Were Keir Starmer’s comments on the future of Northern Ireland wrong?

In a BBC NI interview on Friday, Keir Starmer was asked the unenviable question of what his position would be in the event of a referendum on the future of Northern Ireland. It’s not a straight-forward question for the leader of the opposition.

The Labour Party is rightly proud of the role it played in achieving the Good Friday Agreement, with its requirements for the British government to act as an honest broker for all in Northern Ireland. But attempts to create a new, more patriotic image for Labour lend themselves to a fondness for the union, while a large number of party members would back Irish reunification if the question was put to them.

Clearly uncomfortable, Starmer replied that “the decision, in the end, is for the people of the island of Ireland” but also that he would “make a strong case for the United Kingdom”. Predictably, the inherent controversy of the constitutional question then overshadowed everything else said in the interview, including opposition to a blanket amnesty for soldiers who served in Northern Ireland and condemnations of how Boris Johnson is handling ongoing tensions around the Northern Ireland protocol.

The instinctive response from many – that it would not be the place of British politicians to get involved in a referendum debate – is the correct one and in keeping with the spirit of the Good Friday Agreement. It is important that the question is seen as one of self-determination for the people of Northern Ireland, though it would be naïve not to expect politicians outside Northern Ireland to advance their own views when the day comes.

This is not to say that Starmer’s words are a violation of the agreement, as some have claimed, nor that they would they be if he were to become Prime Minister (a mistake seemingly borne out of misinterpreting neutrality of the government as referring to all politicians in the governing party, rather than the apparatus of state). But his stance is not one I would be comfortable seeing our party take.

This applies both ways, of course. Several Labour MPs have replied to Starmer’s interview by saying that Labour should actively support reunification, taking the policy of our Northern Irish sister party, the SDLP, and some commentators have fallen back on the old refrain that Northern Ireland must be “given back”. Setting aside ongoing concerns about the SDLP’s status as our sister party after their partnership with Irish centre-right party Fianna Fáil, this fails the same test and in the latter case goes so far as to deny the people of Northern Ireland agency over their own politics.

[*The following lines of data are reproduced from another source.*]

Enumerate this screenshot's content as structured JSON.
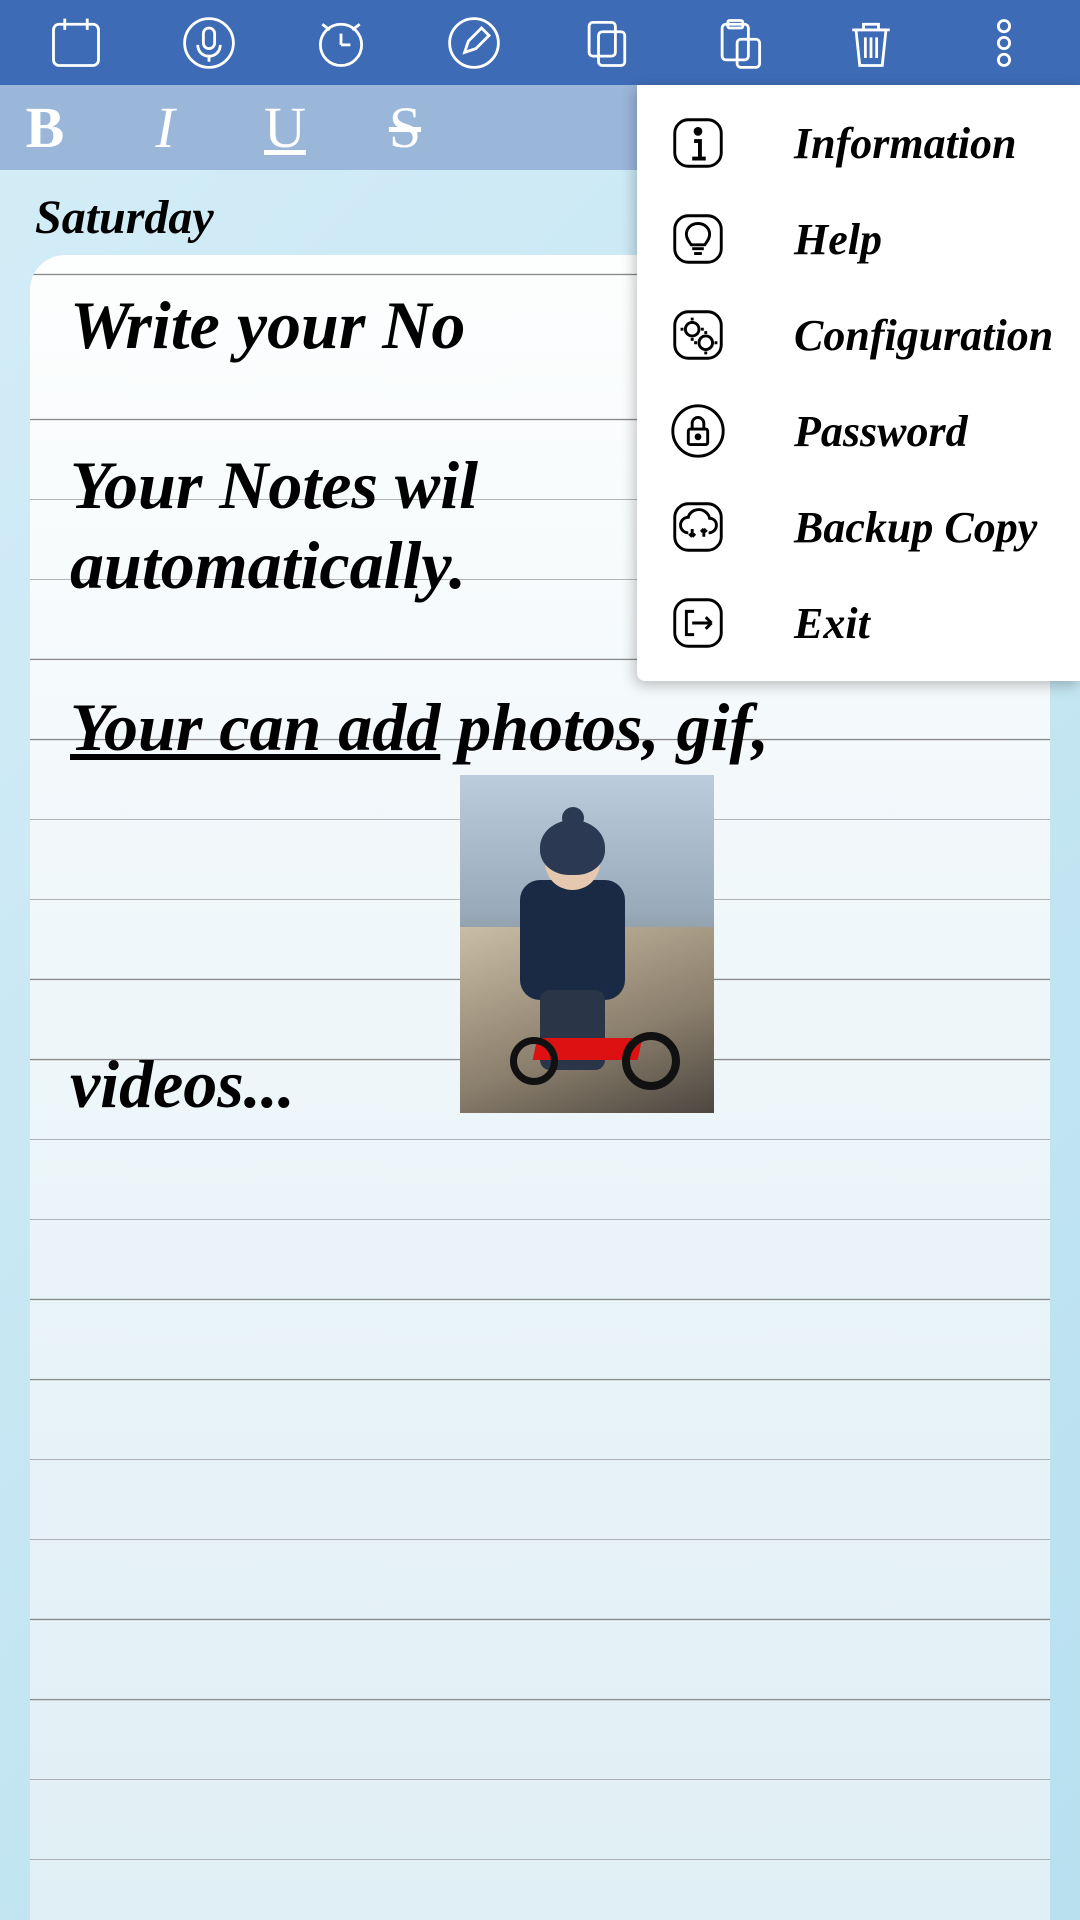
{
  "toolbar": {
    "icons": [
      "calendar",
      "mic",
      "alarm",
      "edit",
      "copy",
      "paste",
      "trash",
      "more"
    ]
  },
  "format": {
    "bold": "B",
    "italic": "I",
    "underline": "U",
    "strike": "S"
  },
  "day": "Saturday",
  "note": {
    "line1": "Write your No",
    "line2a": "Your Notes wil",
    "line2b": "automatically.",
    "line3_u": "Your can add",
    "line3_rest": " photos, gif,",
    "line4": "videos..."
  },
  "menu": {
    "items": [
      {
        "icon": "info",
        "label": "Information"
      },
      {
        "icon": "help",
        "label": "Help"
      },
      {
        "icon": "config",
        "label": "Configuration"
      },
      {
        "icon": "lock",
        "label": "Password"
      },
      {
        "icon": "cloud",
        "label": "Backup Copy"
      },
      {
        "icon": "exit",
        "label": "Exit"
      }
    ]
  }
}
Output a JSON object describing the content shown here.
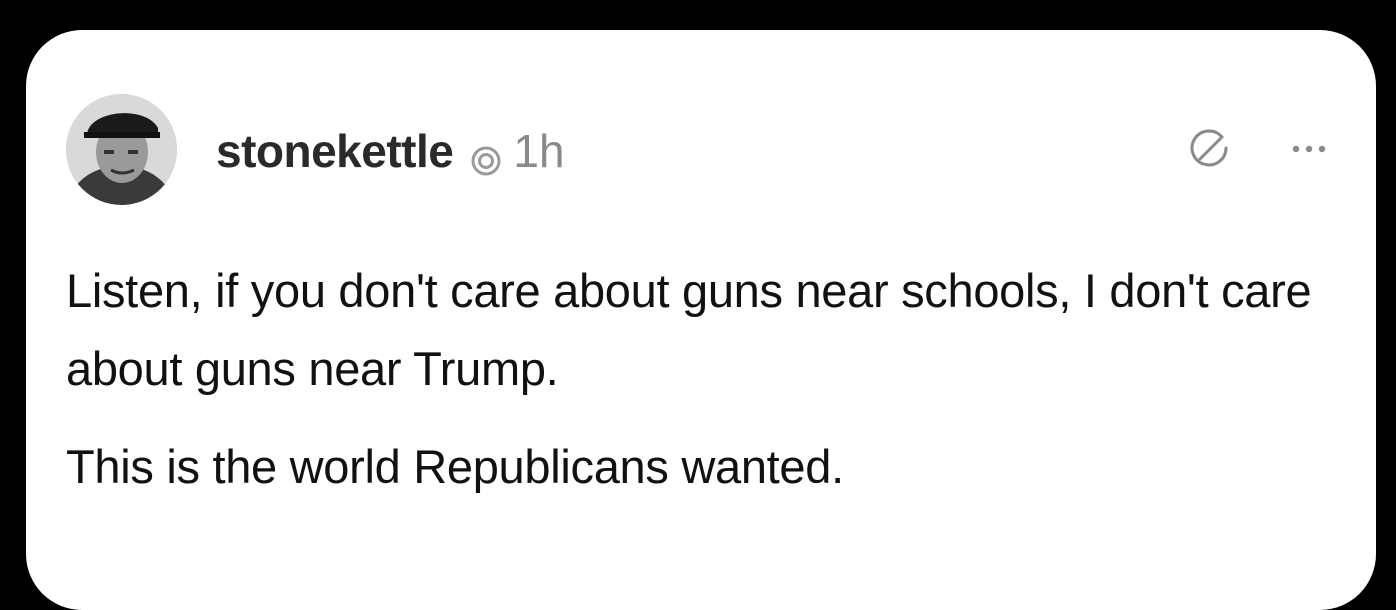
{
  "post": {
    "author": {
      "username": "stonekettle",
      "timestamp": "1h",
      "avatar": "avatar-photo"
    },
    "icons": {
      "thread_indicator": "threads-icon",
      "edit": "edit-icon",
      "more": "more-options-icon"
    },
    "body": {
      "paragraph_1": "Listen, if you don't care about guns near schools, I don't care about guns near Trump.",
      "paragraph_2": "This is the world Republicans wanted."
    }
  },
  "colors": {
    "background": "#000000",
    "card": "#ffffff",
    "username": "#2a2a2a",
    "timestamp": "#8a8a8a",
    "body_text": "#111111"
  }
}
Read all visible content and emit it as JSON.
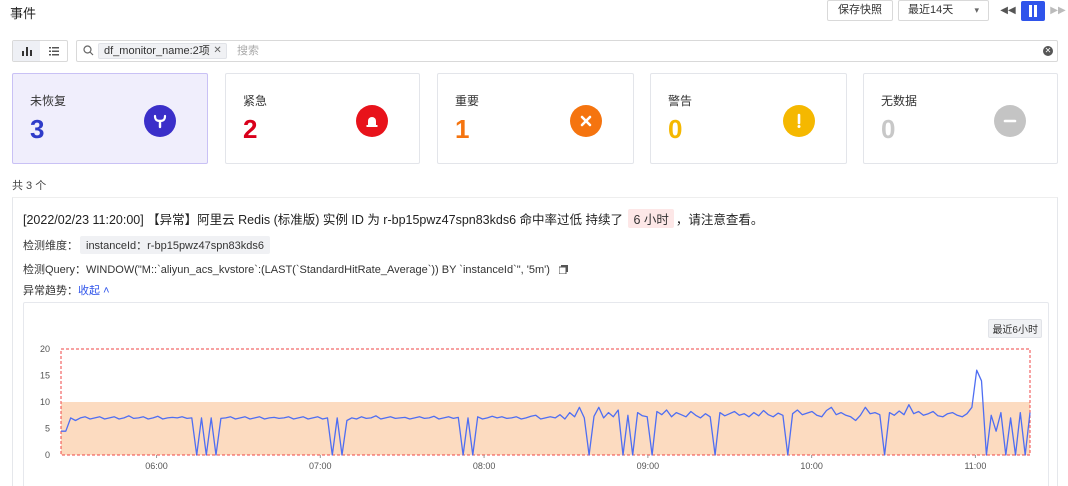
{
  "header": {
    "title": "事件",
    "save_snapshot": "保存快照",
    "time_range": "最近14天"
  },
  "search": {
    "chip": "df_monitor_name:2项",
    "placeholder": "搜索"
  },
  "stats": [
    {
      "label": "未恢复",
      "count": "3",
      "color": "#2f3bc9",
      "icon": "wrench-icon",
      "icon_bg": "#3b2fc9"
    },
    {
      "label": "紧急",
      "count": "2",
      "color": "#d9001b",
      "icon": "siren-icon",
      "icon_bg": "#e8131b"
    },
    {
      "label": "重要",
      "count": "1",
      "color": "#f5740f",
      "icon": "x-icon",
      "icon_bg": "#f5740f"
    },
    {
      "label": "警告",
      "count": "0",
      "color": "#f5b800",
      "icon": "exclamation-icon",
      "icon_bg": "#f5b800"
    },
    {
      "label": "无数据",
      "count": "0",
      "color": "#c8c8c8",
      "icon": "minus-icon",
      "icon_bg": "#c4c4c4"
    }
  ],
  "total": "共 3 个",
  "event": {
    "title_prefix": "[2022/02/23 11:20:00] 【异常】阿里云 Redis (标准版) 实例 ID 为 r-bp15pwz47spn83kds6 命中率过低 持续了",
    "duration": "6 小时",
    "title_suffix": "，请注意查看。",
    "dim_label": "检测维度：",
    "dim_value": "instanceId：r-bp15pwz47spn83kds6",
    "query_label": "检测Query：",
    "query_value": "WINDOW(\"M::`aliyun_acs_kvstore`:(LAST(`StandardHitRate_Average`)) BY `instanceId`\", '5m')",
    "trend_label": "异常趋势：",
    "collapse": "收起",
    "range_tag": "最近6小时"
  },
  "chart_data": {
    "type": "line",
    "ylim": [
      0,
      20
    ],
    "yticks": [
      0,
      5,
      10,
      15,
      20
    ],
    "xlim": [
      "05:25",
      "11:20"
    ],
    "x_ticks": [
      "06:00",
      "07:00",
      "08:00",
      "09:00",
      "10:00",
      "11:00"
    ],
    "threshold_band": [
      0,
      10
    ],
    "threshold_band_color": "#fcd5b5",
    "alert_box_color": "#ef4444",
    "line_color": "#4f6ef2",
    "series": [
      {
        "values": [
          4.5,
          4.5,
          7,
          6.5,
          7,
          7.2,
          6.8,
          7,
          7.2,
          6.8,
          7,
          7.2,
          6.8,
          7,
          7.4,
          6.9,
          7,
          7.2,
          6.8,
          7,
          7.3,
          6.8,
          7,
          7.1,
          7,
          7.2,
          6.9,
          7,
          0,
          7,
          0,
          7,
          0,
          6.9,
          7,
          7.2,
          6.8,
          7,
          7.2,
          6.8,
          7,
          7.2,
          6.8,
          7,
          7.1,
          6.9,
          7,
          7.2,
          6.8,
          7,
          7.2,
          6.8,
          7,
          7.2,
          6.8,
          7,
          0,
          7,
          0,
          6.5,
          7,
          6.8,
          7.2,
          6.9,
          7,
          7.4,
          6.8,
          7,
          7.2,
          6.9,
          7,
          7.1,
          6.8,
          7,
          7.2,
          6.9,
          7,
          7.3,
          6.8,
          7,
          7.2,
          6.9,
          7.1,
          0,
          7,
          0,
          7.2,
          6.8,
          7,
          7.3,
          7,
          7.2,
          6.9,
          7,
          7.2,
          6.8,
          7,
          7.3,
          7.5,
          6.8,
          7,
          7.2,
          7,
          7.6,
          6.8,
          8,
          7.2,
          9,
          7,
          0,
          7.3,
          9,
          7,
          8,
          7.2,
          8.5,
          0,
          7.5,
          0,
          8,
          7.4,
          7.2,
          0,
          8.2,
          7.6,
          8.5,
          7.2,
          8,
          7.6,
          7.2,
          8.2,
          7.5,
          7,
          7.8,
          7.2,
          0,
          8,
          7.4,
          7.8,
          8.2,
          7.5,
          7.8,
          7.2,
          8,
          7.4,
          8.4,
          7.6,
          7.2,
          7.9,
          7.5,
          0,
          7.8,
          8.5,
          7.6,
          7.9,
          8.2,
          7.5,
          7.2,
          8.4,
          9,
          7.6,
          8,
          7.5,
          7.2,
          6.5,
          7.5,
          9,
          7.8,
          8,
          7.6,
          0,
          8,
          7.5,
          8.3,
          7.6,
          9.5,
          7.8,
          8.2,
          7.5,
          7.8,
          8.2,
          7.4,
          7.2,
          7.8,
          8,
          7.5,
          7.2,
          7.8,
          9,
          16,
          14,
          0,
          7.5,
          4.5,
          8,
          0,
          7,
          0,
          8,
          0,
          8
        ]
      }
    ]
  }
}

More broadly, the discourse that has come out of this interview is typical of a larger problem in how the British left tends to relate to Northern Ireland. It is too often seen only through a constitutional lens rather than as a real place, where two million people live and work.

This is not for lack of opportunities to engage with ‘normal’ politics either. Northern Ireland has the highest density of trade union membership of any region in the UK and in recent years has seen high-profile wins for the unions in bakeries and the Harland and Wolff shipyard. Despite legislation enacted from Westminster to legalise abortion, heel-dragging on setting up services has left many women still needing to travel to access this basic right. And being placed at the frontline of Brexit has led not just to strains on a still fragile peace process but also challenges to Northern Ireland’s economy that go beyond headlines about sausage bans.

To her credit, our Shadow Secretary for Northern Ireland, Louise Haigh, does frequently demonstrate a three-dimensional understanding of the province. Many in our party would do well to learn from her.